Alive and well is the flower garden as the dahlia continues to makes its presence. Changes are occurring as the fall movement in color becomes dramatically breathtaking.
Some of the shorter clump forming ornamental grasses, Pennisetum alopecuroides (Fountain grass) , have begun turning to their warm shades of yellow, orange, and bronze, while others remain in flux as their bright red tips indicate the process is upon us.
The variation this time of year is as springtime, with much change and occasional drama during the course of a single day: a momentary hail storm disappears as quickly as it arrived; a steady rain may be accompanied by wind increase, only to be followed by the tease of the sun as blue sky appears with a rainbow of color, only to remind us of youthful stories and that elusive "pot at the end..." somewhere in the base of that valley.

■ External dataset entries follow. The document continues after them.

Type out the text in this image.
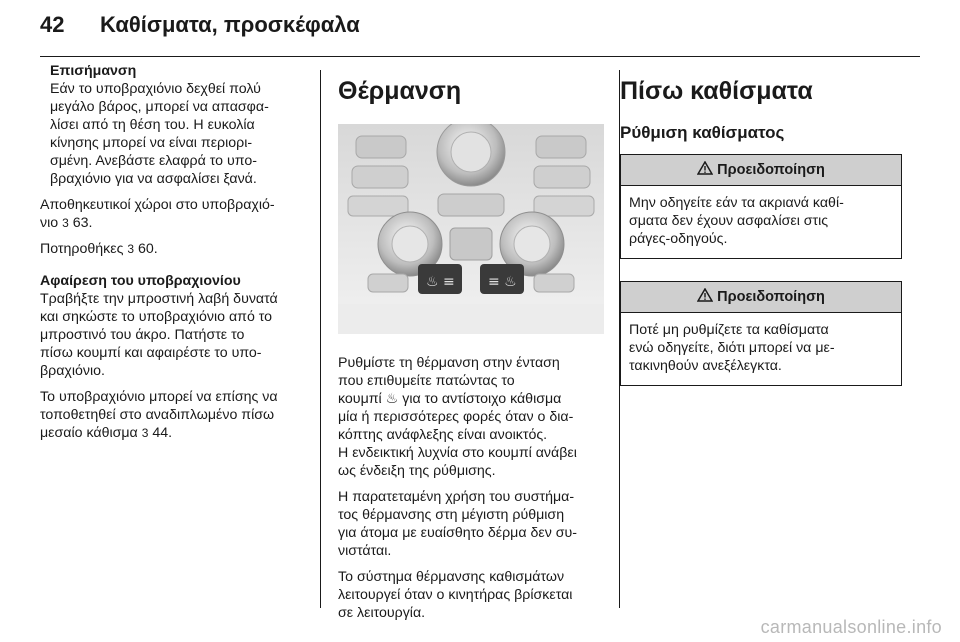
42	Καθίσματα, προσκέφαλα
Επισήμανση
Εάν το υποβραχιόνιο δεχθεί πολύ
μεγάλο βάρος, μπορεί να απασφα-
λίσει από τη θέση του. Η ευκολία
κίνησης μπορεί να είναι περιορι-
σμένη. Ανεβάστε ελαφρά το υπο-
βραχιόνιο για να ασφαλίσει ξανά.

Αποθηκευτικοί χώροι στο υποβραχιό-
νιο 3 63.

Ποτηροθήκες 3 60.

Αφαίρεση του υποβραχιονίου
Τραβήξτε την μπροστινή λαβή δυνατά
και σηκώστε το υποβραχιόνιο από το
μπροστινό του άκρο. Πατήστε το
πίσω κουμπί και αφαιρέστε το υπο-
βραχιόνιο.

Το υποβραχιόνιο μπορεί να επίσης να
τοποθετηθεί στο αναδιπλωμένο πίσω
μεσαίο κάθισμα 3 44.

Θέρμανση
♨ ≡ ≡ ♨

Ρυθμίστε τη θέρμανση στην ένταση
που επιθυμείτε πατώντας το
κουμπί ♨ για το αντίστοιχο κάθισμα
μία ή περισσότερες φορές όταν ο δια-
κόπτης ανάφλεξης είναι ανοικτός.
Η ενδεικτική λυχνία στο κουμπί ανάβει
ως ένδειξη της ρύθμισης.

Η παρατεταμένη χρήση του συστήμα-
τος θέρμανσης στη μέγιστη ρύθμιση
για άτομα με ευαίσθητο δέρμα δεν συ-
νιστάται.

Το σύστημα θέρμανσης καθισμάτων
λειτουργεί όταν ο κινητήρας βρίσκεται
σε λειτουργία.

Πίσω καθίσματα
Ρύθμιση καθίσματος
Προειδοποίηση
Μην οδηγείτε εάν τα ακριανά καθί-
σματα δεν έχουν ασφαλίσει στις
ράγες-οδηγούς.
Προειδοποίηση
Ποτέ μη ρυθμίζετε τα καθίσματα
ενώ οδηγείτε, διότι μπορεί να με-
τακινηθούν ανεξέλεγκτα.
carmanualsonline.info
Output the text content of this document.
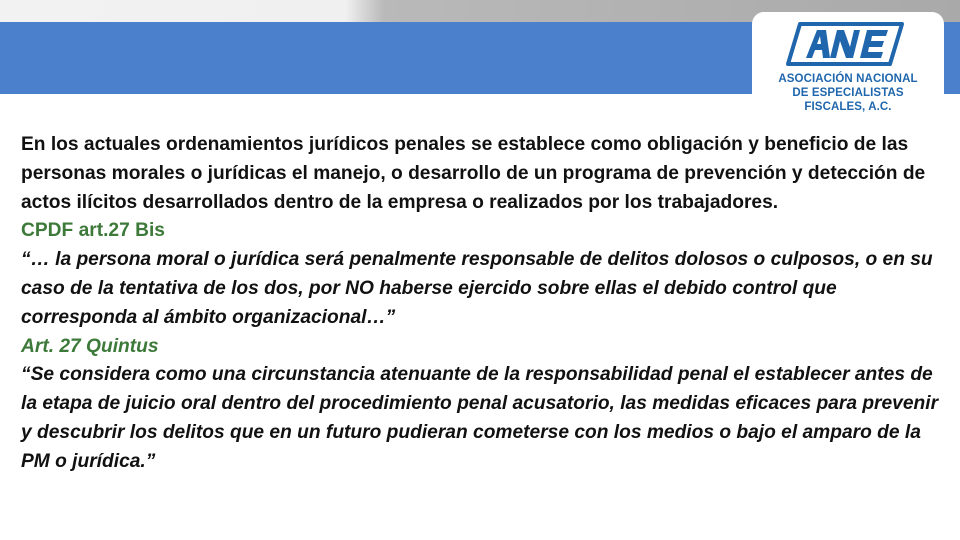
ASOCIACIÓN NACIONAL
DE ESPECIALISTAS
FISCALES, A.C.

En los actuales ordenamientos jurídicos penales se establece como obligación y beneficio de las personas morales o jurídicas el manejo, o desarrollo de un programa de prevención y detección de actos ilícitos desarrollados dentro de la empresa o realizados por los trabajadores.

CPDF art.27 Bis

“… la persona moral o jurídica será penalmente responsable de delitos dolosos o culposos, o en su caso de la tentativa de los dos, por NO haberse ejercido sobre ellas el debido control que corresponda al ámbito organizacional…”

Art. 27 Quintus

“Se considera como una circunstancia atenuante de la responsabilidad penal el establecer antes de la etapa de juicio oral dentro del procedimiento penal acusatorio, las medidas eficaces para prevenir y descubrir los delitos que en un futuro pudieran cometerse con los medios o bajo el amparo de la PM o jurídica.”
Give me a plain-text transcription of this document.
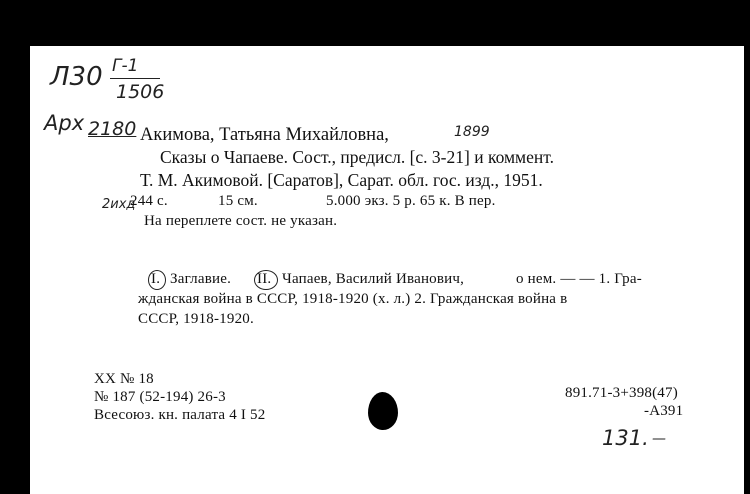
Л30 Г-1
1506
Арх 2180	1899
2ихд
131. —
Акимова, Татьяна Михайловна,
Сказы о Чапаеве. Сост., предисл. [с. 3-21] и коммент.
Т. М. Акимовой. [Саратов], Сарат. обл. гос. изд., 1951.
244 с.	15 см.	5.000 экз. 5 р. 65 к. В пер.
На переплете сост. не указан.
I. Заглавие. II. Чапаев, Василий Иванович,	о нем. — — 1. Гра-
жданская война в СССР, 1918-1920 (х. л.) 2. Гражданская война в
СССР, 1918-1920.
ХХ № 18
№ 187 (52-194) 26-3
Всесоюз. кн. палата 4 I 52
891.71-3+398(47)
-А391
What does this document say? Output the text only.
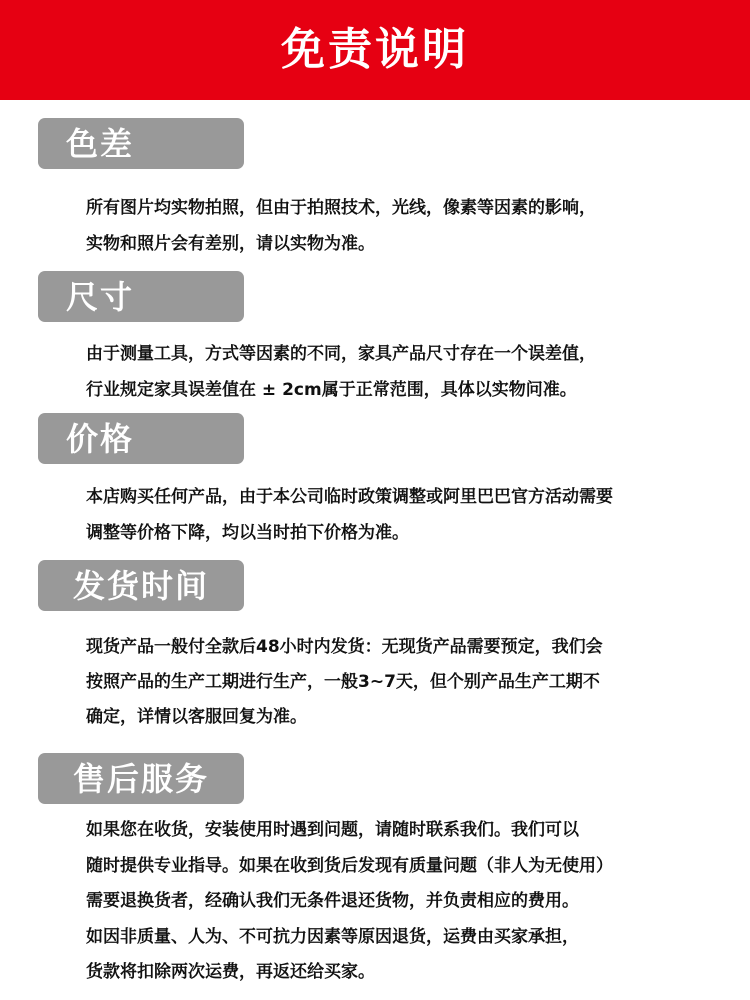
免责说明
色差
所有图片均实物拍照，但由于拍照技术，光线，像素等因素的影响，
实物和照片会有差别，请以实物为准。
尺寸
由于测量工具，方式等因素的不同，家具产品尺寸存在一个误差值，
行业规定家具误差值在 ± 2cm属于正常范围，具体以实物问准。
价格
本店购买任何产品，由于本公司临时政策调整或阿里巴巴官方活动需要
调整等价格下降，均以当时拍下价格为准。
发货时间
现货产品一般付全款后48小时内发货：无现货产品需要预定，我们会
按照产品的生产工期进行生产，一般3~7天，但个别产品生产工期不
确定，详情以客服回复为准。
售后服务
如果您在收货，安装使用时遇到问题，请随时联系我们。我们可以
随时提供专业指导。如果在收到货后发现有质量问题（非人为无使用）
需要退换货者，经确认我们无条件退还货物，并负责相应的费用。
如因非质量、人为、不可抗力因素等原因退货，运费由买家承担，
货款将扣除两次运费，再返还给买家。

The berries are abundant among the trees and shrubs. Flocks of Cedar Waxwings (Bombycilla cedrorum) hastily and gleefully propel themselves from Madrone to Madrone (Arbutus menziesii) while filling their bellies with the red fruit. I tried to get a good photo, but this is the best could be done with the frenzied moving targets and the tree heights in which they rest.
For finer detail visit wikipedia: http://en.wikipedia.org/wiki/Cedar_waxwing. Are these delightful little bandits not stunning? They're already dressed for Halloween.
Acer rubrum 'Fairview Flame' exclaims the time is near, a favorite period, to put on a sweater, step outside for a casual stroll and feel the briskness of the day while understanding that there is much yet to put to bed.
It is a time to pullback a bit, reassess, reflect, and be happy for what is. It is a time to appreciate that which has been offered, that which is around and before us.